Und mit „Musical“ lag man gar nicht falsch – steht doch Claudia Piehl für ein breites Repertoire an bekannten, für ihren Chor adaptierten Melodien aus aller Welt, aber auch für unzählige eigene Kompositionen, die ihre Protagonisten singend und tanzend auf die Bühne bringen. Dazu Claudia Piehl zwischen zwei Stücken: „Ich komm mit einer vagen Idee, lalala, tüdelü, hm hm ...: ‚Ok, du singst a, a, b, b, b’ – und unsere Protokollführerin, doofes Wort, schreibt das auf. Kaum bin ich zuhause, ist da schon ihre Mail mit der Niederschrift.“

Tolle Melodien, überraschende Choreografien und Texte in achtzehn Sprachen machen auch dem Publikum ganz viel Spaß und üben schnell einen Sog aus, dem man sich nicht entziehen kann.

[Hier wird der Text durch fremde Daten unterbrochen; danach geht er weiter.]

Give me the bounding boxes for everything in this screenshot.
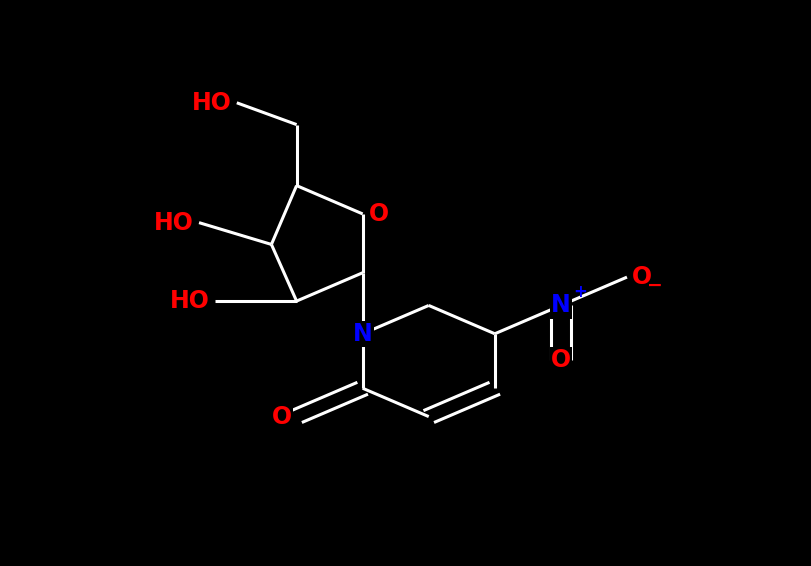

Wie toll muss es erst sein, das alles einzuüben und dann aufzuführen.

Da stimmte genau, was Piehl zuvor erklärte: „Ich komme in die Probe, setz mich hin, hab ein Zipperlein hier, eins da und fühl mich geheilt. Vielleicht geht’s Ihnen heute ja ähnlich.“ Stücke von Ulla Meinecke, Judith Holofernes oder Zarah Leander, aber auch viele eigene Sachen haben drei Nebenwirkungen auf einmal: Man muss mit dem Fuß wippen, man wird nachdenklich, man erwischt sich beim Wegträumen. Oh, da war noch was: Man ist so glücklich. Musik ist doch die beste Droge.

Nach der Pause gibt es Auszüge aus dem Europa-Programm der Truppe, die damit bereits in Kaliningrad war, und damit wickeln sie den Saal endgültig um den Finger. Es geht nach Schweden, nach Russland, nach Spanien, nach Lettland: Wunderschön die Tiefe, die Weite und die Melancholie in „Es gulu gulu“, dem lettischen Gutenachtlied, bezaubernd begleitet von Sylwia Timoti auf ihrer Querflöte. Timoti spielt hier und da auch das Klavier und sorgt perfekt dafür, dass Claudia Piehl „auch mal aufrecht singen darf.“ Und das war noch einmal extra-toll. Ihre kraftvolle Musical-Stimme zeigt, wo man vielleicht noch einmal hin will und was man damit alles so machen kann – auf alle Fälle dem Publikum eine große Freude.

Hannelore und Bert Giencke sind „richtig begeistert“, vom ganzen Abend. „Unsere Tochter hat uns eingeladen, wir kommen aus Kiel.“ Bert Giencke genießt den Abend voll und ganz. Seine Frau kann das nur bestätigen: „Das ist toll. Der Gesang ist so exakt, so auf den Punkt, so harmonisch und so voller Energie.“ Er ergänzt: „Und wie die Sängerinnen mitgehen, wie sie strahlen.“

Claudia Piehl, die charmant durch das
federleicht wirkende Programm geführt hat, bekommt von ihrem Chor Blumen. „Wir sagen unserer Einpeitscherin für den Stress, für die Ungeduld, für die Liebe: Danke.“ Die ist gerührt und bellt dann im gespielten Befehlston über die Schulter zurück: „Un Moundach geht’s weiter.“ Ohne drei weitere Zugaben lässt der Saal die schmucken bella Donnas, jetzt ganz in Schwarz mit violettem Paillettenschal, nicht gehen, will eigentlich noch mehr. Ein Resultat des tollen Auftritts – und der Titel eines Stückes zu Beginn griff dem Ende vor: „Ich kun un kun nich seggen tschüß.“ Genau so.